Three examples of retrotransposition events causing loss-of-function of factor VIII are illustrated. All have occurred within exon 14, which is a 3.1 kb exon entirely protein coding (striped pattern). A The first is a 3.8 kb, 5′ truncated L1 LINE insertion in sense orientation that occurred with a 12 nucleotide target site duplication about 1 kb 3′ of the exon start. B The second retrotransposition event described resulted in insertion of 2.3 kb of rearranged 3′ L1 LINE sequence close to the midpoint of exon 14. It was flanked by a 13 bp target site duplication. These two L1 LINE insertions were reported by Kazazian and colleagues [1] and appeared to be new insertions in the affected probands. C The third insertion shown is an Alu insertion interrupting the same exon and oriented in antisense with respect to the F8 gene. It was reported by Sukarova et al. [24] who retrospectively identified the insertion in familial carriers, the affected patient’s mother and maternal grandmother.

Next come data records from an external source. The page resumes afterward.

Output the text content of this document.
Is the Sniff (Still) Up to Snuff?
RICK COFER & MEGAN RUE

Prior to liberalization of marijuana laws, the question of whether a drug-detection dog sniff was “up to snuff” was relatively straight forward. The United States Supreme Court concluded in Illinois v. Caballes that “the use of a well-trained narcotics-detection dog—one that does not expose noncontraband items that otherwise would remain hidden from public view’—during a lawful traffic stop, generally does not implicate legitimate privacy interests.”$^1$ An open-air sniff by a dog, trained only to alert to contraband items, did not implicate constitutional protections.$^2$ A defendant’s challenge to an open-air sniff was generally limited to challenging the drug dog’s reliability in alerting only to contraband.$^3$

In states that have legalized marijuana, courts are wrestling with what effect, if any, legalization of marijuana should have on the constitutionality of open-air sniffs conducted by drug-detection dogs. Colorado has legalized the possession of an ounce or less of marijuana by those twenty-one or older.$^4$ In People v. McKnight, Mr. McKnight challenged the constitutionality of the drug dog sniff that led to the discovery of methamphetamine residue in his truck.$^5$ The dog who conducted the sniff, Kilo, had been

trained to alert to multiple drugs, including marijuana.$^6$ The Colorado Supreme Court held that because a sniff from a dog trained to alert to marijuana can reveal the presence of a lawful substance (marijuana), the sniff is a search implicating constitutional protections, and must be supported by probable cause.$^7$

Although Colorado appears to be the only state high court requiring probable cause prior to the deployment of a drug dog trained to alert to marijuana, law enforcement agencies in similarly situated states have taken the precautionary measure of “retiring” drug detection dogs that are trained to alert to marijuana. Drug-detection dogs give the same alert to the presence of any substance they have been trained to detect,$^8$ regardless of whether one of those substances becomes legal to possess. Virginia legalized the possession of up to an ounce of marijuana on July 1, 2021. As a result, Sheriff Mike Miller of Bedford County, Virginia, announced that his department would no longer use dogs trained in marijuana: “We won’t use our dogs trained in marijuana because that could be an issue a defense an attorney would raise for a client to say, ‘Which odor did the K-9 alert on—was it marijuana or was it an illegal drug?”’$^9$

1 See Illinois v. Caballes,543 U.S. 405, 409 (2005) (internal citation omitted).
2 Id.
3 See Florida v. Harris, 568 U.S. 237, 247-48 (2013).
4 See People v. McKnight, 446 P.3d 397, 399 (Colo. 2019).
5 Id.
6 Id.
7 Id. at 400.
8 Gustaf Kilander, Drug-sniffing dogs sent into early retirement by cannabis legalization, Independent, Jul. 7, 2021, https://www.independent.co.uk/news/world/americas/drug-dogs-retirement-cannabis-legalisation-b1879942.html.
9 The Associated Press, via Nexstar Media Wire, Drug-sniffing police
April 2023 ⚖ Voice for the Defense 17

Figure 4. Repeat-associated genetic recombination events

A Sister chromatids or homologous chromosomes are illustrated, with hypothetical repetitive sequences shown as blocks. Arrows indicate positions of a dsDNA break near or within one of the repeats. The first step in homologous repair pathways (open arrow) is a 5′ sequence resection, which prepares the 3′potential invader strands (black arrow). In this schematic, one correct (true allelic) pairing option is available to the invader (indicated by the gray arrow marked HR, homologous recombination). Erroneous pairing with a tandem repeat in the same orientation in cis, a type of single stranded annealing (SSA), results in deletion of one of the repeats and the intervening unique sequence. B Appropriate association of the invader strand with an allelic repeat is shown, with subsequent invader strand elongation. The other 3′ end left by the original dsDNA break is involved in a second strand capture that allows for elongation. After the Holiday junction (HJ) traverses sufficient distance during elongation, there is resolution of the complex (open arrow). Depending on whether there has been a cross-over event, there are one of two possible resulting products. True homologous recombination is non-mutagenic. C Misalignment of the homologs caused by repetitive sequence similarity is illustrated. The consequent non-allelic homologous recombination (NAHR) yields two products, one with deletion of one repeat and the sequence that occurred between the repeats, and one with interval duplication. If this occurs between homologous chromosomes, both deletion and duplication products can be expected to persist in the cell. If this occurs between sister chromatids, the abnormal copies are expected to separate in daughter cells, one persisting in a dominant neoplastic clone. Similar rearrangements between oppositely oriented repeats cause inversions of inter-repetitive sequence (not shown). D Intrastrand slip mispairing model for ssDNA break repair is expected to result in duplication after replication without incurrence of the corresponding deletion.